Brian couldn’t sleep.

He arrived late Friday night at the rustic cabin an hour’s drive from the blustery city. A spur of the moment thing. It was late August and he’d been to the cabin twice since May. Guilt the likely trigger. How could he not frequent such a quiet, sanctuary from the cruelty of the world. Too busy to go. Always too busy.

He flings away the covers, the cool air flushing over him, refreshing. How he used to leap out of bed, to catch the last few stars wink out in the deep violet sky. Age, must be age. His joints like popcorn as he flips his sinewy legs over the edge. Stretch. Ah. How easily the flexibility returns. A faint pressure in his bladder prompts him to get up.
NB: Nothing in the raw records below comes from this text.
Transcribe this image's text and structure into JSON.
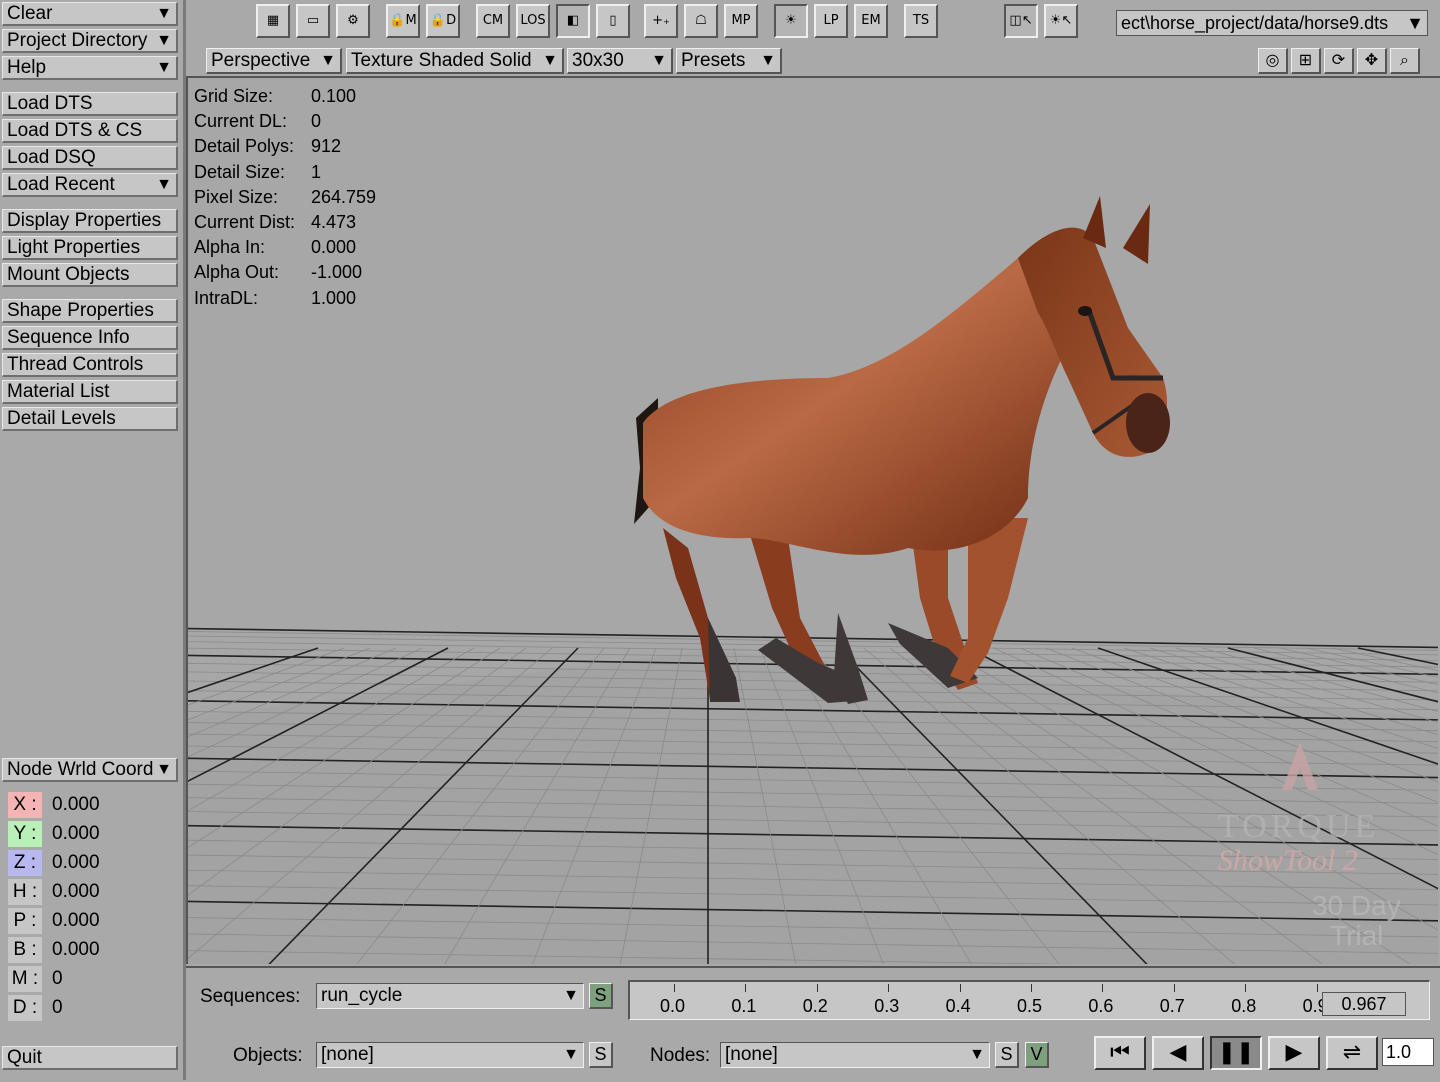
{
  "sidebar": {
    "top": [
      {
        "label": "Clear",
        "dropdown": true
      },
      {
        "label": "Project Directory",
        "dropdown": true
      },
      {
        "label": "Help",
        "dropdown": true
      }
    ],
    "load": [
      {
        "label": "Load DTS"
      },
      {
        "label": "Load DTS & CS"
      },
      {
        "label": "Load DSQ"
      },
      {
        "label": "Load Recent",
        "dropdown": true
      }
    ],
    "props": [
      "Display Properties",
      "Light Properties",
      "Mount Objects"
    ],
    "shape": [
      "Shape Properties",
      "Sequence Info",
      "Thread Controls",
      "Material List",
      "Detail Levels"
    ],
    "coord_mode": "Node Wrld Coord",
    "coords": [
      {
        "label": "X :",
        "value": "0.000",
        "color": "#f4b4b4"
      },
      {
        "label": "Y :",
        "value": "0.000",
        "color": "#b8f0b8"
      },
      {
        "label": "Z :",
        "value": "0.000",
        "color": "#b8b8f0"
      },
      {
        "label": "H :",
        "value": "0.000",
        "color": "#c6c6c6"
      },
      {
        "label": "P :",
        "value": "0.000",
        "color": "#c6c6c6"
      },
      {
        "label": "B :",
        "value": "0.000",
        "color": "#c6c6c6"
      },
      {
        "label": "M :",
        "value": "0",
        "color": "#c6c6c6"
      },
      {
        "label": "D :",
        "value": "0",
        "color": "#c6c6c6"
      }
    ],
    "quit": "Quit"
  },
  "toolbar": {
    "icons": [
      {
        "name": "grid-icon",
        "glyph": "▦",
        "on": false
      },
      {
        "name": "monitor-icon",
        "glyph": "▭",
        "on": false
      },
      {
        "name": "joint-icon",
        "glyph": "⚙",
        "on": false
      },
      {
        "name": "lock-m-icon",
        "glyph": "🔒M",
        "on": false
      },
      {
        "name": "lock-d-icon",
        "glyph": "🔒D",
        "on": false
      },
      {
        "name": "cm-icon",
        "glyph": "CM",
        "on": false
      },
      {
        "name": "los-icon",
        "glyph": "LOS",
        "on": false
      },
      {
        "name": "cube-icon",
        "glyph": "◧",
        "on": true
      },
      {
        "name": "book-icon",
        "glyph": "▯",
        "on": false
      },
      {
        "name": "add-point-icon",
        "glyph": "+₊",
        "on": false
      },
      {
        "name": "ghost-icon",
        "glyph": "☖",
        "on": false
      },
      {
        "name": "mp-icon",
        "glyph": "MP",
        "on": false
      },
      {
        "name": "light-icon",
        "glyph": "☀",
        "on": true
      },
      {
        "name": "lp-icon",
        "glyph": "LP",
        "on": false
      },
      {
        "name": "em-icon",
        "glyph": "EM",
        "on": false
      },
      {
        "name": "ts-icon",
        "glyph": "TS",
        "on": false
      },
      {
        "name": "camera-select-icon",
        "glyph": "◫↖",
        "on": true
      },
      {
        "name": "light-select-icon",
        "glyph": "☀↖",
        "on": false
      }
    ],
    "path": "ect\\horse_project/data/horse9.dts",
    "path_arrow": "▼"
  },
  "viewport_header": {
    "view_mode": "Perspective",
    "shading": "Texture Shaded Solid",
    "grid_res": "30x30",
    "presets": "Presets",
    "view_icons": [
      {
        "name": "target-icon",
        "glyph": "◎"
      },
      {
        "name": "fit-icon",
        "glyph": "⊞"
      },
      {
        "name": "rotate-icon",
        "glyph": "⟳"
      },
      {
        "name": "pan-icon",
        "glyph": "✥"
      },
      {
        "name": "zoom-icon",
        "glyph": "⌕"
      }
    ]
  },
  "stats": [
    {
      "label": "Grid Size:",
      "value": "0.100"
    },
    {
      "label": "Current DL:",
      "value": "0"
    },
    {
      "label": "Detail Polys:",
      "value": "912"
    },
    {
      "label": "Detail Size:",
      "value": "1"
    },
    {
      "label": "Pixel Size:",
      "value": "264.759"
    },
    {
      "label": "Current Dist:",
      "value": "4.473"
    },
    {
      "label": "Alpha In:",
      "value": "0.000"
    },
    {
      "label": "Alpha Out:",
      "value": "-1.000"
    },
    {
      "label": "IntraDL:",
      "value": "1.000"
    }
  ],
  "watermark": {
    "brand": "TORQUE",
    "product": "ShowTool 2",
    "line1": "30 Day",
    "line2": "Trial"
  },
  "bottom": {
    "sequences_label": "Sequences:",
    "sequence_value": "run_cycle",
    "seq_s": "S",
    "objects_label": "Objects:",
    "object_value": "[none]",
    "obj_s": "S",
    "nodes_label": "Nodes:",
    "node_value": "[none]",
    "node_s": "S",
    "node_v": "V",
    "timeline_ticks": [
      "0.0",
      "0.1",
      "0.2",
      "0.3",
      "0.4",
      "0.5",
      "0.6",
      "0.7",
      "0.8",
      "0.9"
    ],
    "current_time": "0.967",
    "speed": "1.0",
    "playback": [
      {
        "name": "first-frame-icon",
        "glyph": "⏮"
      },
      {
        "name": "step-back-icon",
        "glyph": "◀"
      },
      {
        "name": "pause-icon",
        "glyph": "❚❚",
        "on": true
      },
      {
        "name": "play-icon",
        "glyph": "▶"
      },
      {
        "name": "ping-pong-icon",
        "glyph": "⇌"
      }
    ]
  }
}
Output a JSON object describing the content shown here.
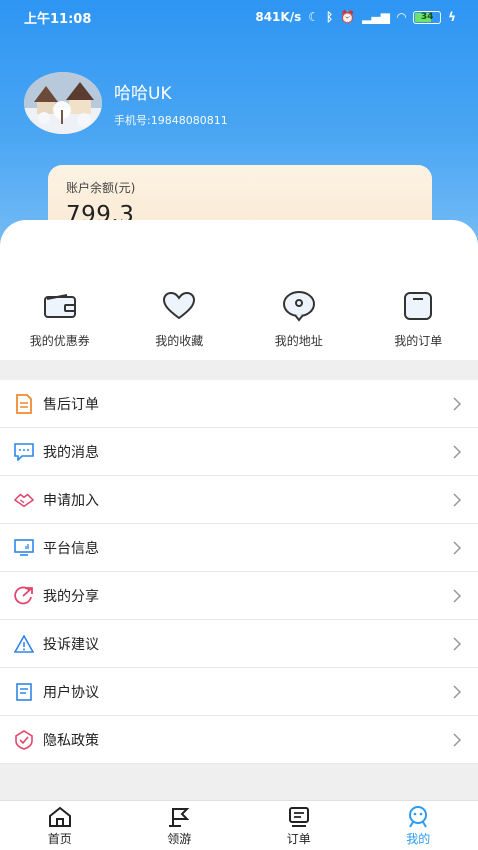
{
  "status_bar": {
    "time": "上午11:08",
    "network_speed": "841K/s",
    "battery": "34"
  },
  "profile": {
    "name": "哈哈UK",
    "phone": "手机号:19848080811"
  },
  "balance": {
    "label": "账户余额(元)",
    "value": "799.3"
  },
  "quick_actions": [
    {
      "label": "我的优惠券",
      "icon": "wallet-icon"
    },
    {
      "label": "我的收藏",
      "icon": "heart-icon"
    },
    {
      "label": "我的地址",
      "icon": "location-icon"
    },
    {
      "label": "我的订单",
      "icon": "order-icon"
    }
  ],
  "menu": [
    {
      "label": "售后订单",
      "icon": "document-icon",
      "color": "#f08a2e"
    },
    {
      "label": "我的消息",
      "icon": "message-icon",
      "color": "#2e86e8"
    },
    {
      "label": "申请加入",
      "icon": "handshake-icon",
      "color": "#e2456b"
    },
    {
      "label": "平台信息",
      "icon": "monitor-icon",
      "color": "#2e86e8"
    },
    {
      "label": "我的分享",
      "icon": "share-icon",
      "color": "#e2456b"
    },
    {
      "label": "投诉建议",
      "icon": "warning-icon",
      "color": "#2e86e8"
    },
    {
      "label": "用户协议",
      "icon": "agreement-icon",
      "color": "#2e86e8"
    },
    {
      "label": "隐私政策",
      "icon": "shield-icon",
      "color": "#e2456b"
    }
  ],
  "tabs": [
    {
      "label": "首页",
      "icon": "home-icon"
    },
    {
      "label": "领游",
      "icon": "flag-icon"
    },
    {
      "label": "订单",
      "icon": "receipt-icon"
    },
    {
      "label": "我的",
      "icon": "profile-icon",
      "active": true
    }
  ],
  "colors": {
    "accent": "#2e9bf0",
    "header_gradient_top": "#2e95f3",
    "card_gold": "#f7e7cf"
  }
}
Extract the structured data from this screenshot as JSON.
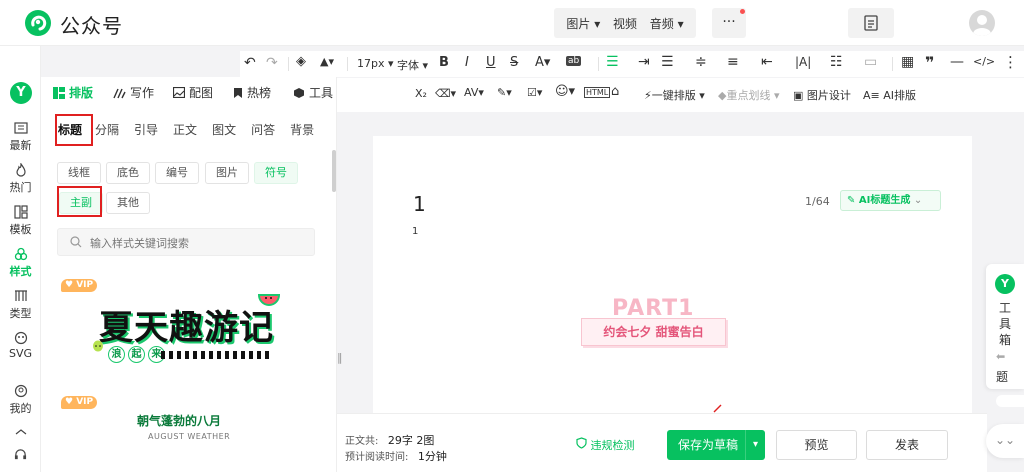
{
  "header": {
    "brand": "公众号",
    "media": [
      "图片",
      "视频",
      "音频"
    ],
    "more": "···"
  },
  "leftnav": [
    {
      "label": "最新",
      "icon": "news-icon"
    },
    {
      "label": "热门",
      "icon": "fire-icon"
    },
    {
      "label": "模板",
      "icon": "template-icon"
    },
    {
      "label": "样式",
      "icon": "style-icon"
    },
    {
      "label": "类型",
      "icon": "type-icon"
    },
    {
      "label": "SVG",
      "icon": "svg-icon"
    },
    {
      "label": "我的",
      "icon": "user-icon"
    }
  ],
  "panel_tabs": [
    {
      "label": "排版",
      "icon": "layout-icon"
    },
    {
      "label": "写作",
      "icon": "pen-icon"
    },
    {
      "label": "配图",
      "icon": "image-icon"
    },
    {
      "label": "热榜",
      "icon": "bookmark-icon"
    },
    {
      "label": "工具",
      "icon": "cube-icon"
    }
  ],
  "categories": [
    "标题",
    "分隔",
    "引导",
    "正文",
    "图文",
    "问答",
    "背景"
  ],
  "chips": [
    "线框",
    "底色",
    "编号",
    "图片",
    "符号",
    "主副",
    "其他"
  ],
  "search": {
    "placeholder": "输入样式关键词搜索"
  },
  "vip_label": "VIP",
  "sample1": {
    "title": "夏天趣游记",
    "chars": [
      "浪",
      "起",
      "来"
    ]
  },
  "sample2": {
    "title": "朝气蓬勃的八月",
    "subtitle": "AUGUST WEATHER"
  },
  "toolbar": {
    "font_size": "17px",
    "font": "字体",
    "one_click": "一键排版",
    "highlight": "重点划线",
    "image_design": "图片设计",
    "ai_layout": "AI排版"
  },
  "editor": {
    "title": "1",
    "subtitle": "1",
    "count": "1/64",
    "ai_title_btn": "AI标题生成",
    "part": "PART1",
    "part_caption": "约会七夕 甜蜜告白"
  },
  "bottom": {
    "word_label": "正文共:",
    "words": "29字 2图",
    "read_label": "预计阅读时间:",
    "read_time": "1分钟",
    "check": "违规检测",
    "save": "保存为草稿",
    "preview": "预览",
    "publish": "发表"
  },
  "tool_box": {
    "label": "工具箱",
    "label2": "题"
  },
  "colors": {
    "brand_green": "#07c160",
    "outline_red": "#e02020",
    "pink": "#e4557a"
  }
}
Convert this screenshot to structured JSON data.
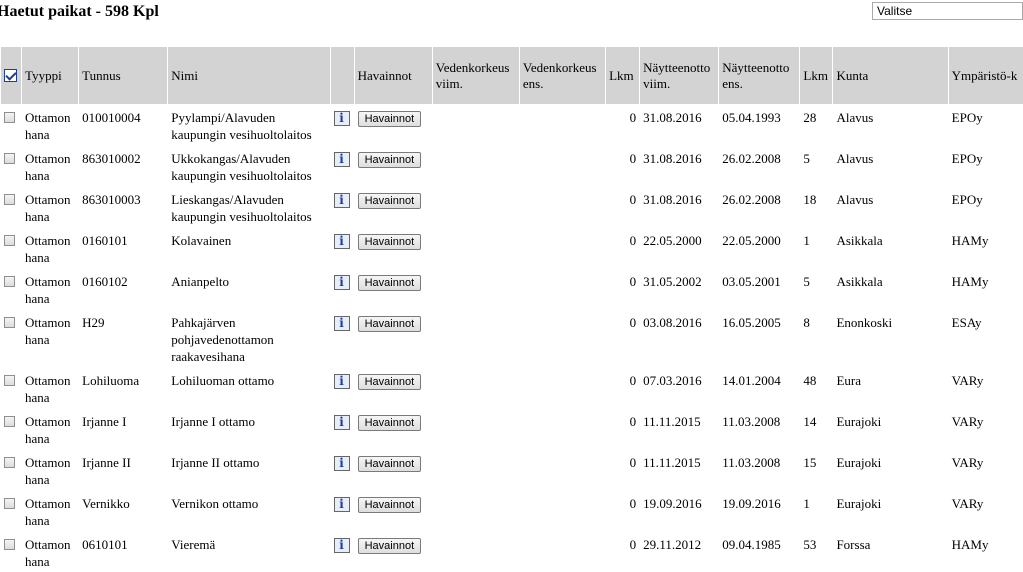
{
  "page": {
    "title": "Haetut paikat - 598 Kpl",
    "select_value": "Valitse"
  },
  "table": {
    "headers": {
      "type": "Tyyppi",
      "code": "Tunnus",
      "name": "Nimi",
      "observations": "Havainnot",
      "water_level_last": "Vedenkorkeus viim.",
      "water_level_first": "Vedenkorkeus ens.",
      "count": "Lkm",
      "sample_last": "Näytteenotto viim.",
      "sample_first": "Näytteenotto ens.",
      "sample_count": "Lkm",
      "municipality": "Kunta",
      "env_center": "Ympäristö-k"
    },
    "observation_button_label": "Havainnot",
    "info_icon_glyph": "i",
    "rows": [
      {
        "type": "Ottamon hana",
        "code": "010010004",
        "name": "Pyylampi/Alavuden kaupungin vesihuoltolaitos",
        "wl_last": "",
        "wl_first": "",
        "count": "0",
        "s_last": "31.08.2016",
        "s_first": "05.04.1993",
        "s_count": "28",
        "municipality": "Alavus",
        "env": "EPOy"
      },
      {
        "type": "Ottamon hana",
        "code": "863010002",
        "name": "Ukkokangas/Alavuden kaupungin vesihuoltolaitos",
        "wl_last": "",
        "wl_first": "",
        "count": "0",
        "s_last": "31.08.2016",
        "s_first": "26.02.2008",
        "s_count": "5",
        "municipality": "Alavus",
        "env": "EPOy"
      },
      {
        "type": "Ottamon hana",
        "code": "863010003",
        "name": "Lieskangas/Alavuden kaupungin vesihuoltolaitos",
        "wl_last": "",
        "wl_first": "",
        "count": "0",
        "s_last": "31.08.2016",
        "s_first": "26.02.2008",
        "s_count": "18",
        "municipality": "Alavus",
        "env": "EPOy"
      },
      {
        "type": "Ottamon hana",
        "code": "0160101",
        "name": "Kolavainen",
        "wl_last": "",
        "wl_first": "",
        "count": "0",
        "s_last": "22.05.2000",
        "s_first": "22.05.2000",
        "s_count": "1",
        "municipality": "Asikkala",
        "env": "HAMy"
      },
      {
        "type": "Ottamon hana",
        "code": "0160102",
        "name": "Anianpelto",
        "wl_last": "",
        "wl_first": "",
        "count": "0",
        "s_last": "31.05.2002",
        "s_first": "03.05.2001",
        "s_count": "5",
        "municipality": "Asikkala",
        "env": "HAMy"
      },
      {
        "type": "Ottamon hana",
        "code": "H29",
        "name": "Pahkajärven pohjavedenottamon raakavesihana",
        "wl_last": "",
        "wl_first": "",
        "count": "0",
        "s_last": "03.08.2016",
        "s_first": "16.05.2005",
        "s_count": "8",
        "municipality": "Enonkoski",
        "env": "ESAy"
      },
      {
        "type": "Ottamon hana",
        "code": "Lohiluoma",
        "name": "Lohiluoman ottamo",
        "wl_last": "",
        "wl_first": "",
        "count": "0",
        "s_last": "07.03.2016",
        "s_first": "14.01.2004",
        "s_count": "48",
        "municipality": "Eura",
        "env": "VARy"
      },
      {
        "type": "Ottamon hana",
        "code": "Irjanne I",
        "name": "Irjanne I ottamo",
        "wl_last": "",
        "wl_first": "",
        "count": "0",
        "s_last": "11.11.2015",
        "s_first": "11.03.2008",
        "s_count": "14",
        "municipality": "Eurajoki",
        "env": "VARy"
      },
      {
        "type": "Ottamon hana",
        "code": "Irjanne II",
        "name": "Irjanne II ottamo",
        "wl_last": "",
        "wl_first": "",
        "count": "0",
        "s_last": "11.11.2015",
        "s_first": "11.03.2008",
        "s_count": "15",
        "municipality": "Eurajoki",
        "env": "VARy"
      },
      {
        "type": "Ottamon hana",
        "code": "Vernikko",
        "name": "Vernikon ottamo",
        "wl_last": "",
        "wl_first": "",
        "count": "0",
        "s_last": "19.09.2016",
        "s_first": "19.09.2016",
        "s_count": "1",
        "municipality": "Eurajoki",
        "env": "VARy"
      },
      {
        "type": "Ottamon hana",
        "code": "0610101",
        "name": "Vieremä",
        "wl_last": "",
        "wl_first": "",
        "count": "0",
        "s_last": "29.11.2012",
        "s_first": "09.04.1985",
        "s_count": "53",
        "municipality": "Forssa",
        "env": "HAMy"
      }
    ]
  }
}
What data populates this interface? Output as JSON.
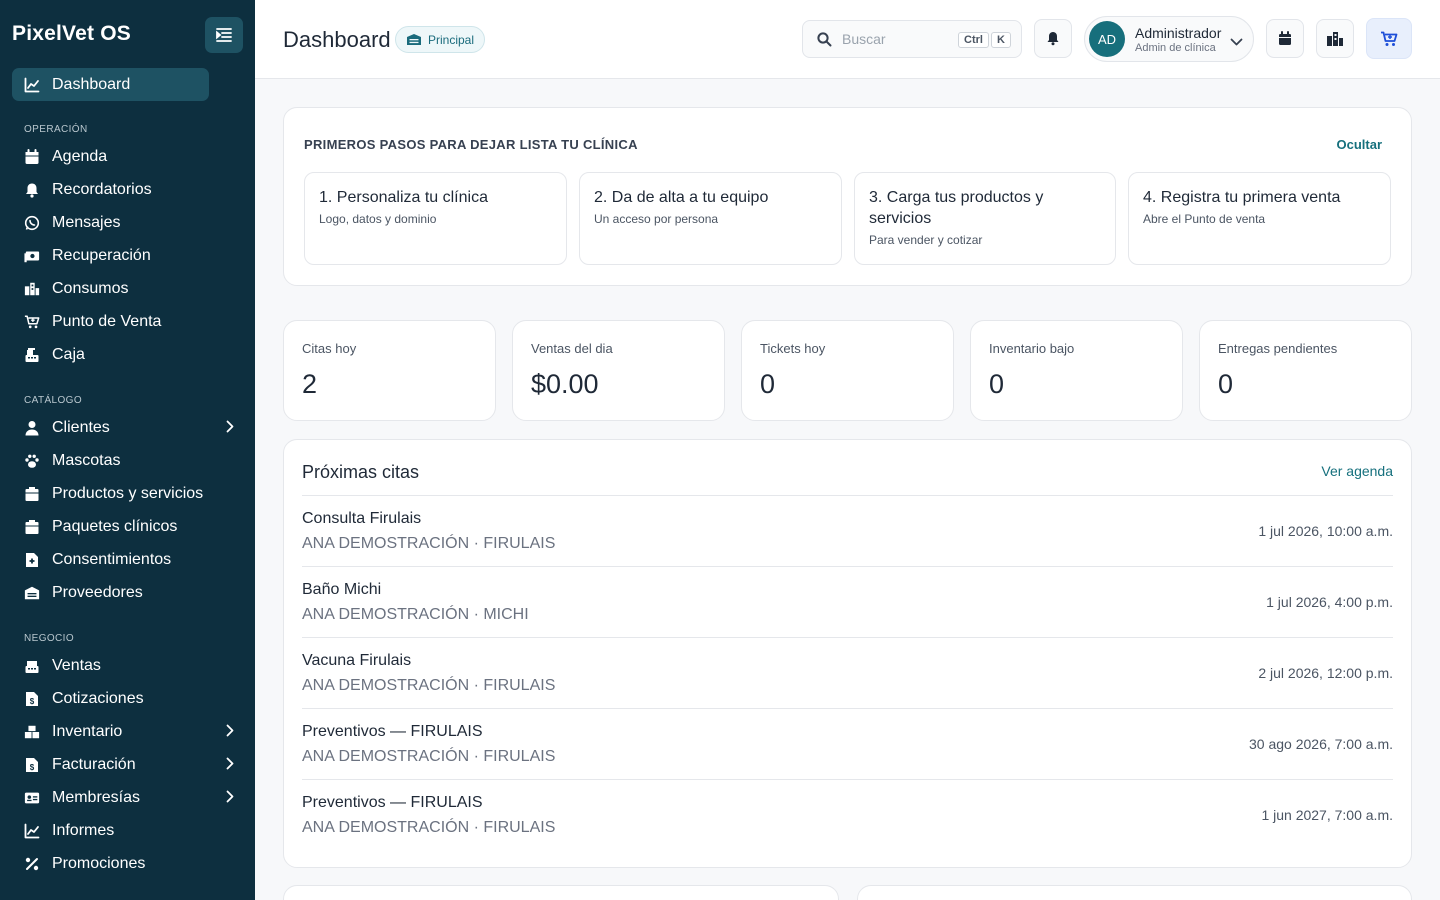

He fumbles his way to the kitchen. Pausing to wonder aloud why he always bumps into things. The furniture in the rectangular, open-plan cabin hadn’t moved since 1975. A flick of the light brings stars to his mind’s eye. The external shutters on the windows might be closed, but likely not. A moonless night. Bodily functions cared too, coffee ready. He sinks quickly into a faraway reverie as the wakening elements of the toaster reflect on the glossy ceiling. His distant eyes brought back to focus by a faint flitter against the panel windows. Several large moths, attracted by the light, carelessly bump against the glass. Memories of bygone evening moth hunts bear a flush of youthful verve. Coffee and toast on the dock!

The creaking screen door echoes in the quiet. He struggles to keep the door from slamming while balancing his coffee and toast. A sweater and jeans might have been cozier than a tee-shirt and shorts. A faint hint of deep indigo hovers in the far east above the lapping, rippled waters. Late summer in this northern lake the sun appears later, cooler. Wet from the dewy grass, chilled sand sticks to his feet as he nearly stumbles onto the dock. A short walk out over the water and he finds an abandoned aluminum chair. In fleeting rush of anger he realizes his brilliant university student, but scatterbrained son, Tyler, the likely culprit.

Impressions of stifling summer afternoon: the course paper of a favored book, in the same chair, on the same dock, the waxing and waning roar of water craft, the ceaseless chatter of seven-year old Tyler splashing about. The calming timbre of her voice.

The gloom invades and expels the memory. A salty sting in his eyes rouse him in time to see his toast splash in the inky water. Returns the dry mouth, throbbing ache. He sets the coffee down, steps out of the chair and lies on his back on the plants of the dock.

Emblazoned stars of the Milky Way bring a sort of, relief. That maybe she, up there, possibly aches as well.